Although OpenCV provides a very efficient implementation of AdaBoost, it is hidden under the Haar cascade classifier. Haar cascade classifiers are a very popular tool for face detection, which we can illustrate through the example of the Lena image:
In [1]: img_bgr = cv2.imread('data/lena.jpg', cv2.IMREAD_COLOR)
... img_gray = cv2.cvtColor(img_bgr, cv2.COLOR_BGR2GRAY)
After loading the image in both color and grayscale, we load a pretrained Haar cascade:
In [2]: import cv2
... filename = 'data/haarcascade_frontalface_default.xml'
... face_cascade = cv2.CascadeClassifier(filename)
The classifier will then detect faces present in the image using the following function call:
In [3]: faces = face_cascade.detectMultiScale(img_gray, 1.1, 5)

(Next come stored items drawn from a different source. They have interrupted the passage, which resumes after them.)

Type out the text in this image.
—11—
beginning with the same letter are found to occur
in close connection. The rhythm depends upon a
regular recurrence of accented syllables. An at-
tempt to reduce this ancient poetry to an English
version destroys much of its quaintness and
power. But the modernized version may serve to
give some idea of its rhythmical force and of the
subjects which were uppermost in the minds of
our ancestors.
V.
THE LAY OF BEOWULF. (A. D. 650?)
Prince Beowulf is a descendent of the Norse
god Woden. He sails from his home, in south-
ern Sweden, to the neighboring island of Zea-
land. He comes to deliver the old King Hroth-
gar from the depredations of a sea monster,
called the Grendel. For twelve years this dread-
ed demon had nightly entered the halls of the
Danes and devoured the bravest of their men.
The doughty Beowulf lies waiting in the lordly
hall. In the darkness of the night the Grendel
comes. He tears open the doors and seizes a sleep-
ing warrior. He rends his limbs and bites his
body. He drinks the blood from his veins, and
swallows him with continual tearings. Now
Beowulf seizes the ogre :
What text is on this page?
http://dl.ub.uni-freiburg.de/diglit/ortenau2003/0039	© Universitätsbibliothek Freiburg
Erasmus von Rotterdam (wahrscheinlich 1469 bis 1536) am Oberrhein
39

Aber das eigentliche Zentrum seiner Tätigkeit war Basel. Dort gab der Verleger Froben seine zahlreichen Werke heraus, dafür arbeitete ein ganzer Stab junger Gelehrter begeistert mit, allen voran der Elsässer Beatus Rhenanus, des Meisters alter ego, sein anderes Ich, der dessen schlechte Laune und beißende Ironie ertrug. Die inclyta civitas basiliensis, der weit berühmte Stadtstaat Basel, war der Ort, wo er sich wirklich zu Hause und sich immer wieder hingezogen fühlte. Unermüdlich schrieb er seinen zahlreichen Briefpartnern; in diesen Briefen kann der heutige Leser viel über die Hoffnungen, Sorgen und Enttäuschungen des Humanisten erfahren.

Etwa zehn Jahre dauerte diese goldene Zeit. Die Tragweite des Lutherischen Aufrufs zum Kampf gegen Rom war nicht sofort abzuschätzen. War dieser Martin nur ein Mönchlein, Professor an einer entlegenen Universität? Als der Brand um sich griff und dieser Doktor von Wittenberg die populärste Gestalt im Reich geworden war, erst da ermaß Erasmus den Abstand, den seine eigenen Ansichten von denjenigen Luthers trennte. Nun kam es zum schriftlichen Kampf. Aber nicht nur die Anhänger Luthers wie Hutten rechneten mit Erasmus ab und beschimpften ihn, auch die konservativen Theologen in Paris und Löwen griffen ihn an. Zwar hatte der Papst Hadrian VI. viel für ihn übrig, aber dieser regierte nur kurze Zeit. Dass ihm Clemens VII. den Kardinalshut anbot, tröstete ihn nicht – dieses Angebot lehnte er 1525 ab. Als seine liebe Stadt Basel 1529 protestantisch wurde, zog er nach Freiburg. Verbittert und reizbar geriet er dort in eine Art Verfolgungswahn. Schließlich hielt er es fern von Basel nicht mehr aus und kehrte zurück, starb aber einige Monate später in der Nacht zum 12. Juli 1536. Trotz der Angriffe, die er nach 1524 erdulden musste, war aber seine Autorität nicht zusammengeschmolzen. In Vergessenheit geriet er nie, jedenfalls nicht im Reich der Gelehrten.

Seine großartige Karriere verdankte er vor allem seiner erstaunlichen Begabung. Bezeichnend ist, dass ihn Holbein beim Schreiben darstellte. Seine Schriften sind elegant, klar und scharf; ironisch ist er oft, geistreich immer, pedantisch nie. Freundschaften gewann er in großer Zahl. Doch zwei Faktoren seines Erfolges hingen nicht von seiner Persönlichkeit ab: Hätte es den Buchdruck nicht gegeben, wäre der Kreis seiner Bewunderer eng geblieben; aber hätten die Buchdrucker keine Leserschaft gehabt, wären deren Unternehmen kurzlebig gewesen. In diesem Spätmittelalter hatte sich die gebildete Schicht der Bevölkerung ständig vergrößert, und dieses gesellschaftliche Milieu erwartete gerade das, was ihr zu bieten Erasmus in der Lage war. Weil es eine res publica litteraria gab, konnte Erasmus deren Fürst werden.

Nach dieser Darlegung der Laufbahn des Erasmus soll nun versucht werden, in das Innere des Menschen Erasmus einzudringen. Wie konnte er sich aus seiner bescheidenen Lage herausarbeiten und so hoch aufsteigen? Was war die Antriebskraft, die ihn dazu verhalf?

Note that the algorithm operates only on grayscale images. That's why we saved two pictures of Lena, one to which we can apply the classifier (img_gray), and one on which we can draw the resulting bounding box (img_bgr):
In [4]: color = (255, 0, 0)
... thickness = 2
... for (x, y, w, h) in faces:
... cv2.rectangle(img_bgr, (x, y), (x + w, y + h),
... color, thickness)
Then, we can plot the image using the following code:
In [5]: import matplotlib.pyplot as plt
... %matplotlib inline
... plt.imshow(cv2.cvtColor(img_bgr, cv2.COLOR_BGR2RGB));
This results in the following output, with the location of the face indicated by a blue bounding box:
Obviously, this screenshot contains only a single face. However, the preceding code will work even on images where multiple faces could be detected. Try it out!